Yehoram Gaon’dan dinlemeye alıştığımız ‘Un Cavritico’ şarkısı hayatta bazı sonuçların yeni sebepleri, o sebeplerin de yeni sonuçları yarattığından bahseder.  Bu silsilenin esasında dünyayı değiştiren felsefi ve fiziki bir sistematik olduğunu çok yalın bir dille bize anlatır. İşte bu yüzden olsa gerek yüzyıllardır dilimizden düşmeyen bir anonim olmuştur.  

Geçen hafta bir dizi olay yaşadık. Kısaca özetlemek gerekirse;

Fethiyespor’lu oyuncular, modern Türkiye’nin kurucusu, ulu önder Mustafa Kemal Atatürk’ü Fenerbahçe ile oynayacakları Türkiye Kupası maçı öncesi giydikleri t-shirt’lerle andıkları için;

Haftasonu ise bu defa Galatasaray’lı oyuncular Drogba ve Eboué, Güney Afrika Cumhuriyeti’nde yüzyıllardır var olan sistematik ırkçılığı tarihin sayfalarına gömen efsanevi lider Nelson Mandela’yı yine maç öncesi giydikleri t-shirt’lerle andıkları için; TFF tarafından Profesyonel Futbol Disiplin Kurulu’na verildiler.

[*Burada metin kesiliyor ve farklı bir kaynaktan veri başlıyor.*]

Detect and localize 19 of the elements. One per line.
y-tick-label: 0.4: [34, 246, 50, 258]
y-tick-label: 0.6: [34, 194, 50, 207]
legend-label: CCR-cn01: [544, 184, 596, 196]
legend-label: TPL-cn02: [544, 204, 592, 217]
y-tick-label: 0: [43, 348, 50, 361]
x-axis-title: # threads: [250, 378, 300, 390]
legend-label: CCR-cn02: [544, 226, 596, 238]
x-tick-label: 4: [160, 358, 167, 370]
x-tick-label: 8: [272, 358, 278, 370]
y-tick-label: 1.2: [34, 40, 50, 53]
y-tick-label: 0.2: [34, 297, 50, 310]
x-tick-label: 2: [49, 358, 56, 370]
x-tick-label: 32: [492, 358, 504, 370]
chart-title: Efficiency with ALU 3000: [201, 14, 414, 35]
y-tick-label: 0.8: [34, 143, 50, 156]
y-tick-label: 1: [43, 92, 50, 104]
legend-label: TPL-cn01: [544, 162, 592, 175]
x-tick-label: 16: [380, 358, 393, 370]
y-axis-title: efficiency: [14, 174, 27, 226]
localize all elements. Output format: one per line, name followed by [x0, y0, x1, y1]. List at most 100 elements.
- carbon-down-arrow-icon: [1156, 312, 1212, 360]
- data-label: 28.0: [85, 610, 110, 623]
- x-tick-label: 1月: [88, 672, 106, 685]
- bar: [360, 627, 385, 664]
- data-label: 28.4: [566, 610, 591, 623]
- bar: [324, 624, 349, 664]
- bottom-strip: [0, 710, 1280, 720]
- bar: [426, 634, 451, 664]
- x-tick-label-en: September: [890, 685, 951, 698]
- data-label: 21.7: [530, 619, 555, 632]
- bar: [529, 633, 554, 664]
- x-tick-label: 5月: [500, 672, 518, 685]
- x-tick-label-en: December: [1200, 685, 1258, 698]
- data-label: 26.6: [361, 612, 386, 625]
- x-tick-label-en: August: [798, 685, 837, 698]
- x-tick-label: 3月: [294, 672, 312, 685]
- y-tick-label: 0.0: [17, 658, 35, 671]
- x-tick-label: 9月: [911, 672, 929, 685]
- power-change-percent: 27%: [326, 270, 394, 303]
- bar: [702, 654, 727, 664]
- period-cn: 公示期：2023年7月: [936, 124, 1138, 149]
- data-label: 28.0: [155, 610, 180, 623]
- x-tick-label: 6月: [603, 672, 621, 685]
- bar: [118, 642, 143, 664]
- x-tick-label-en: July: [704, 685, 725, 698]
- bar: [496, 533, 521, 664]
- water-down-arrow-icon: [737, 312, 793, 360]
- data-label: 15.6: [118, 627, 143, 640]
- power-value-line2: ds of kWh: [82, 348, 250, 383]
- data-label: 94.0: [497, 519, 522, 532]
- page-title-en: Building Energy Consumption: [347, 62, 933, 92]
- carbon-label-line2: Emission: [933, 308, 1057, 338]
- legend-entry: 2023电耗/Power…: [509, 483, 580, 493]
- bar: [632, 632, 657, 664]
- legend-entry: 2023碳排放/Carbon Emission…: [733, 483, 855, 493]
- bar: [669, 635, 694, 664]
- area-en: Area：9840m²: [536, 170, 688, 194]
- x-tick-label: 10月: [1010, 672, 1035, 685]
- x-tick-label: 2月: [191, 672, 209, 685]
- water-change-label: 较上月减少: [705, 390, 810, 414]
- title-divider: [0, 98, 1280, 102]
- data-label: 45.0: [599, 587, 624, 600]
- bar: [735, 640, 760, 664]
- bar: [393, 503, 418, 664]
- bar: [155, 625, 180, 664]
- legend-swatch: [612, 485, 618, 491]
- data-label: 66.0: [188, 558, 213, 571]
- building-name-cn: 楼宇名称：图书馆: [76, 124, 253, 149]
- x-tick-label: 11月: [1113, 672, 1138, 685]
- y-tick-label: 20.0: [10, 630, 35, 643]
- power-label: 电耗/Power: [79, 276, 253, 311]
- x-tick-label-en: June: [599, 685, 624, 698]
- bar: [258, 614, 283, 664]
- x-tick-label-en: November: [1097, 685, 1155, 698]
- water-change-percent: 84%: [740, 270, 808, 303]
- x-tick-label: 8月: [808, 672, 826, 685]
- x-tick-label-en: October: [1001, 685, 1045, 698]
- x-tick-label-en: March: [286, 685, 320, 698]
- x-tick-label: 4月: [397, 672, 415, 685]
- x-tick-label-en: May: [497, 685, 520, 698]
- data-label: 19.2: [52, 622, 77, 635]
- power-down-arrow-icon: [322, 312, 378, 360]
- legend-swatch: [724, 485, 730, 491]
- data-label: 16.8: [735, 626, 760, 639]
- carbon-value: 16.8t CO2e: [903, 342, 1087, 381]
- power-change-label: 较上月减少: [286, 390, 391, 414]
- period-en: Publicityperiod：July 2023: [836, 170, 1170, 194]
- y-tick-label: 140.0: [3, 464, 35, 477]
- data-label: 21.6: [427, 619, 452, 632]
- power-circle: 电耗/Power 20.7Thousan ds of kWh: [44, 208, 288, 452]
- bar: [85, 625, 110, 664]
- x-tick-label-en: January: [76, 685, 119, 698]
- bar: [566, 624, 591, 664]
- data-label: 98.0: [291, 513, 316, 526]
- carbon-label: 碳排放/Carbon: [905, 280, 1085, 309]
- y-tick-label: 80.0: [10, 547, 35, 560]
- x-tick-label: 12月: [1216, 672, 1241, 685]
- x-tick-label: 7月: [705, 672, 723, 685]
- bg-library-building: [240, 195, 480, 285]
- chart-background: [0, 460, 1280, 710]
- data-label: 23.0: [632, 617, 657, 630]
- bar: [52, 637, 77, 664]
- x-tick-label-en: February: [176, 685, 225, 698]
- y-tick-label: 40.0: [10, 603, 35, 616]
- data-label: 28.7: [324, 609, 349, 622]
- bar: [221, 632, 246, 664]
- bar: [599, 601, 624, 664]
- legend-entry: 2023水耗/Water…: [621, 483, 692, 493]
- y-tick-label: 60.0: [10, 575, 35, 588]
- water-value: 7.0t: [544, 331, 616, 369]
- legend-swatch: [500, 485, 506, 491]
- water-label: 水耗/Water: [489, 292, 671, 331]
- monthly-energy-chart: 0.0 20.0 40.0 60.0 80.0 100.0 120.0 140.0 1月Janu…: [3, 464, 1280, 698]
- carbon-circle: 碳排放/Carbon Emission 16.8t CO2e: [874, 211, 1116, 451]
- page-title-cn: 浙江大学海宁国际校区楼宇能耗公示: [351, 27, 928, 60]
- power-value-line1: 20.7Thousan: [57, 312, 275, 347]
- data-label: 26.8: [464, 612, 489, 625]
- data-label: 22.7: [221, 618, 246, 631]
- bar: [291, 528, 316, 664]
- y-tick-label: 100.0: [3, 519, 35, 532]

TFF, “Bu iki olay siyasi mesajdır. Biz futbol sahalarında çok net olarak siyasi mesaj istemiyoruz,” diyor…

Yani “Biz sadece sosyal mesajlara açığız,” diyor…

“Bu sosyal mesajlar çok incedir. Onları anlamak her yiğidin harcı değildir,” diyor…

Örneklendiriyor… Mesela tribünlere “Rabia işareti” yapmak sosyal bir mesajdır diyor.

Mesela ‘tamamen polis kayıtlarına’ dayanarak Fenerbahçe ve Beşiktaş’a açılan ‘Şike Davası’ sonucu ilgili kulüplerin UEFA’nın isteğine rağmen küme düşürülmemesi de sosyal bir mesajdır diyor.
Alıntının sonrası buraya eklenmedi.